男人又寫了一行字,眉頭鬆了一點,“最後一個問題,你覺得他們是宗教組織嗎?”
他問這個問題的時候目光直直盯著梅瑰,這讓她一時間不知道該回答甚麼才是他想要的答案,“可能……是?”
男人沒有再糾結太糾結這個,他快速寫下了幾行字之後就蓋住了自己的小本子,重新塞回自己的懷裡,蓋上筆套,朝著梅瑰抬了抬下巴,冷冷說道:“下次不要再去這種偏僻的地方了,畢竟義大利可不是足夠安全,警察也不是永遠在你身邊的。”
他的話好像在怪罪梅瑰亂走似的,她被說的有些懵,還沒等她反駁過去,男人已經大步離開了。
門被他帶著用力關上,梅瑰縮起脖子,她鼓起臉頰開啟門望去,穿著警服的人影已經坐上了駕駛座上,引擎器一響,那輛警車就已經離開了她的視線範圍。
氣的梅瑰錘了錘門。
她生完氣又反省自己是不是給警察添了麻煩,一上午過去,她都忘記凱厄斯沒回她資訊的事情,要不是中午吃飯雷妮問她,梅瑰都沒能想起來這件事。
她不抱有甚麼希望,聳著肩用叉子叉著餐盤裡的食物,有些萎靡地回她:“今天早上他也沒有回我……”
雷妮對自己的眼光有種莫名的信心,她拿過梅瑰的手機翻看,“不可能,我看人很準的,當時他看你的樣子很明顯就已經情深根種了……”
他翻了一會才從簡訊裡找到那個備註著凱厄斯的介面,上面還停留著昨天梅瑰發過去的那條訊息,對方安靜地過分。
這一點超乎了雷妮的認知,她將手機遞回去,一臉我不可能看錯人的表情:“現在還有人發簡訊嗎?你們沒加whatsapp的好友?”
梅瑰被她問得有些語塞:“……他,當時連電話卡都沒有……”
語音剛落,手機上就來一條新簡訊。
梅瑰還以為是手機扣費甚麼的,劃開螢幕一看,簡訊發件人居然是凱厄斯。
她手裡的叉子都被嚇得掉下去了,發出的清脆聲響吸引了雷妮的目光,她看著梅瑰捧著手機有些呆愣的樣子,一下子就猜出了甚麼:“他給你回簡訊了!?”
梅瑰像個小學生一樣用力點頭。
她本來挺高興的,但又想到甚麼把手機拿得遠遠的,神色透著點憂鬱:“不會是拒絕我的回信吧……”
她不敢看,雷妮就接過了這個重任。
金斯利靠在椅子上看著兩個女孩子湊到一團嘀嘀咕咕的樣子,像是樹杈上報團取暖的兩隻小鵪鶉,他不明白雷妮為甚麼會和一個東方女孩子玩成一團,明明長得還和孩子一樣,對他來說,梅瑰不怎麼愛說話,有點孤僻,並不是很討人喜歡。

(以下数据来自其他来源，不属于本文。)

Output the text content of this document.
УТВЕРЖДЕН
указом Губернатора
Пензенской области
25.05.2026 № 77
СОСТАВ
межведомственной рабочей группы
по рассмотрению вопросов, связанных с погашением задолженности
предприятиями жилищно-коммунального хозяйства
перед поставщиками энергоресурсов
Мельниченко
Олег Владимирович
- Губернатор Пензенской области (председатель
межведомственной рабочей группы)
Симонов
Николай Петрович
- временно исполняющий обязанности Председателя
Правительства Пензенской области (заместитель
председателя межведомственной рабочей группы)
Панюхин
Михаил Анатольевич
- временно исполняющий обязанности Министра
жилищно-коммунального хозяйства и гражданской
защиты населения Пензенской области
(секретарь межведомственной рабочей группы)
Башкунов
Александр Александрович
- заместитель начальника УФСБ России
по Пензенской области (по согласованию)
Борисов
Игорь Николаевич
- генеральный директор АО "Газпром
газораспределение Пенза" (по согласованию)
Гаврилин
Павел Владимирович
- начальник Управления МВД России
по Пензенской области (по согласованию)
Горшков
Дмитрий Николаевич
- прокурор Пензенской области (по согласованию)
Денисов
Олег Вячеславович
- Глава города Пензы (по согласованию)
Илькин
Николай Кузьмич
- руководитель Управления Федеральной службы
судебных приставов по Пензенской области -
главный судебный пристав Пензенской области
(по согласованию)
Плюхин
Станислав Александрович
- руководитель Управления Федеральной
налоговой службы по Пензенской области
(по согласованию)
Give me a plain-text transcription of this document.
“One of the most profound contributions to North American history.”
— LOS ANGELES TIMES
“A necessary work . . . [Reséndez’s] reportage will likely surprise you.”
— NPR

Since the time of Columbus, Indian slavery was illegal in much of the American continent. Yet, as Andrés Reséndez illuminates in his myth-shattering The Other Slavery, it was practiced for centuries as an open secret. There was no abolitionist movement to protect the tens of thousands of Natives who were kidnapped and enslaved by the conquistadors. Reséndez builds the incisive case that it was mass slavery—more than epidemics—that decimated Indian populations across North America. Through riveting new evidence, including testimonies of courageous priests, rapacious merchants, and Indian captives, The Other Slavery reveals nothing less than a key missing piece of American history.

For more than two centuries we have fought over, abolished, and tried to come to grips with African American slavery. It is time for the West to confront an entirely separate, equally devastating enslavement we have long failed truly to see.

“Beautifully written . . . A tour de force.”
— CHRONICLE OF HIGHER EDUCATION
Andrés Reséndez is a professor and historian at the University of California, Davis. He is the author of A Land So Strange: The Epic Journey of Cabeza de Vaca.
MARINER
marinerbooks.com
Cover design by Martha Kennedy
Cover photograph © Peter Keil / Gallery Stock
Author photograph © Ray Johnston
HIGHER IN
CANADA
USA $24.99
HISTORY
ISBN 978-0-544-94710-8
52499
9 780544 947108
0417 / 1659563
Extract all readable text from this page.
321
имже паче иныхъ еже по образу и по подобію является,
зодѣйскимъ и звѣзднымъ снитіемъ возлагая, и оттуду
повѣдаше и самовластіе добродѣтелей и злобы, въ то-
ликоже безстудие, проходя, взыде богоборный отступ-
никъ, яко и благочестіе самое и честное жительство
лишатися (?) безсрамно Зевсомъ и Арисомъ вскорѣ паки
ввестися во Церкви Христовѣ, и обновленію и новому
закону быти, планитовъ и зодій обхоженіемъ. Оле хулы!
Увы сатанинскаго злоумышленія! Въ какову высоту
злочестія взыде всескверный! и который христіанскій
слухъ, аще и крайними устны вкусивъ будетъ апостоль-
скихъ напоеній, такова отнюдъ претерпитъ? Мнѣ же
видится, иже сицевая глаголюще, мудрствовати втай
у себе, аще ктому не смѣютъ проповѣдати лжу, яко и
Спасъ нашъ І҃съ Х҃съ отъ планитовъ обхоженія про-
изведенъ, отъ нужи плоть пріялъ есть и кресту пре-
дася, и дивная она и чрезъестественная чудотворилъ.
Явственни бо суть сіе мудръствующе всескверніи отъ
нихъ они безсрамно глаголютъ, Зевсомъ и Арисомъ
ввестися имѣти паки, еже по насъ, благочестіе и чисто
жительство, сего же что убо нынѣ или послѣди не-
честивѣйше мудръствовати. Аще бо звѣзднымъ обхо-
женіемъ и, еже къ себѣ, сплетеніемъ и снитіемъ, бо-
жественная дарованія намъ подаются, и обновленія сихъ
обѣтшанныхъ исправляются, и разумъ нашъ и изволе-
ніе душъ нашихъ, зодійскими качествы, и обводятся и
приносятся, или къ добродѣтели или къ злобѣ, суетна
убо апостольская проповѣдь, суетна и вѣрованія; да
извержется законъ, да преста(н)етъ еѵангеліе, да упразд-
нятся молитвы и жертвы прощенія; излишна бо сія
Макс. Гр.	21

雷妮並不知道身旁人的想法,她對待朋友熱情似火,特別是在和梅瑰的相處過程中真實感受到梅瑰到底是個甚麼樣的人之後,和她交往得更加緊密了。
此刻,梅瑰屏住呼吸,被雷妮抓到身旁一起看那條簡訊,她帶著莫名的期待,又在心裡安慰自己被拒絕的話那也很正常,但當雷妮開啟簡訊之後,看到他發過來的簡短回答,臉一下子就紅了。
“榮幸之至”
雷妮發出一聲驚呼,她比梅瑰還要興奮:“他是真的喜歡你哎!”
梅瑰被她說得鬧了個大紅臉,她的面板本來就白,臉頰一紅就格外明顯,連帶著脖子都紅了個透,雷妮上手碰了碰她的面板,燙得不行。
梅瑰用袖子捂住自己通紅的臉,很小聲地反駁雷妮的話:“只是答應一起跳舞啦……還沒有到那種地步……”
雷妮根本不信她這套說辭,讓梅瑰趕緊把時間地點發給凱厄斯,一邊在她耳邊叨叨:“記得在後面加個可愛的表情包,男生都吃一套。”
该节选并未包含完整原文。